I crack open a dragon and very arbitrarily try to stay in those colors. I can't really read signals so I just try to fight for some playable cards in those colors. Blue seemed kinda open but I mostly just sat there and didn't like my cards
Reversed again, Mogg was first |
I opened that card. It was in my colors! But I hadn't done a lot of thinking and it didn't seem THAT good. Now, looking back on it, completely crushing graveyard decks (definitely relevant), finding a great creature, blanking them on a draw step, and/or just gaining life is probably better than a two drop. Good to know!
I put together a deck that basically has zero synergies whatsoever.

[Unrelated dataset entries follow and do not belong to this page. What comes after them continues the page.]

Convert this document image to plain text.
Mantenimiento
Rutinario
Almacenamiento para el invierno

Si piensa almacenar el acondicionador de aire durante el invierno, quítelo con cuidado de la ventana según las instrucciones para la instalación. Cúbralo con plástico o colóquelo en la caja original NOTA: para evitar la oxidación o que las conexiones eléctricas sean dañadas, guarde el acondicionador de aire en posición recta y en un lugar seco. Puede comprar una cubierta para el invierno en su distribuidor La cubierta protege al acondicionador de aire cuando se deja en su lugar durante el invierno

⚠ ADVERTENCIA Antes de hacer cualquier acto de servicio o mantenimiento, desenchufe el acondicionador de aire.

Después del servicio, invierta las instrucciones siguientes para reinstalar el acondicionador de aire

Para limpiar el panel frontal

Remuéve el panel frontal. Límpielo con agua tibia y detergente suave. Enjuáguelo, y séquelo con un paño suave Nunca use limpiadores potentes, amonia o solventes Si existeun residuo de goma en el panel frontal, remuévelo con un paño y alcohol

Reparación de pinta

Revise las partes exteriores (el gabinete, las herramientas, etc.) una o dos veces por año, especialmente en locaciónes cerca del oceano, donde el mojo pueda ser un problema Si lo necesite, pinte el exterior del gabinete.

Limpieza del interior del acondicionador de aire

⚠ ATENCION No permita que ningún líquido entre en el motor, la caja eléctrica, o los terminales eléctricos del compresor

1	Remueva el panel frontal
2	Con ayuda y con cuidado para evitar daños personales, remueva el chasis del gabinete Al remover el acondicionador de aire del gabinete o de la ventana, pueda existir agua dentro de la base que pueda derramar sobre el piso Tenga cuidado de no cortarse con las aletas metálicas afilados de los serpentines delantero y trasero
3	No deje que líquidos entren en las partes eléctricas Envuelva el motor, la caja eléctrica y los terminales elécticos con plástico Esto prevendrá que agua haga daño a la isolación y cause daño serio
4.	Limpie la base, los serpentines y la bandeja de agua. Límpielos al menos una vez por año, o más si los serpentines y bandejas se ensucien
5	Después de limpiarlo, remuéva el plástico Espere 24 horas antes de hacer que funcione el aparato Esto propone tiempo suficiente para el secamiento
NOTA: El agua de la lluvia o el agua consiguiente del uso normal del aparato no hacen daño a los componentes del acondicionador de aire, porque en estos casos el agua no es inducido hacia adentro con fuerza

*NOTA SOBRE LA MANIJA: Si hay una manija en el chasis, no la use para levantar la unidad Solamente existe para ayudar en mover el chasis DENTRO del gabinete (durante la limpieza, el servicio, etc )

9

Don't get me wrong, it's modern masters, there are some delicious cards
Despite being a relative pile, I go a *thoroughly* undeserved 2-1. I eke out a pair of 2-1 victories over some very good decks, where my two wins were by a hair's breadth and my loss was a pounding. I face off against Margo in the finals where she absolutely pummels me with a slick UB graveyard recursion.
So let's talk Modern Masters. It's pretty clearly an allied synergy deck with lots of splash potential to go into a shard. Each color has a base mechanic that pairs differently on either side. For example, green is king of the token creatures of all shapes and sizes. Except with white it's a populate deck with the big tokens while with red it does more of the conspire action with wee little tokens. So here's what I saw:
Graveyard
Tokens
Aggro & removal
ETBs
So each two-color pairing has mechanics like as follows:
Flicker ETB
Self-mill to graveyard
Aristocrats value sacrifice
Aggro hand-dump, go-wide
Populate tokens
With so much fixing, you can easily grab splash and really flesh it out. Golgari has some sweet sacrifice synergies, full Esper (WUB) goes a lot heavier on the control aspect with the WB options.
More on this later. I think I might be addicted to this format though. So many synergies!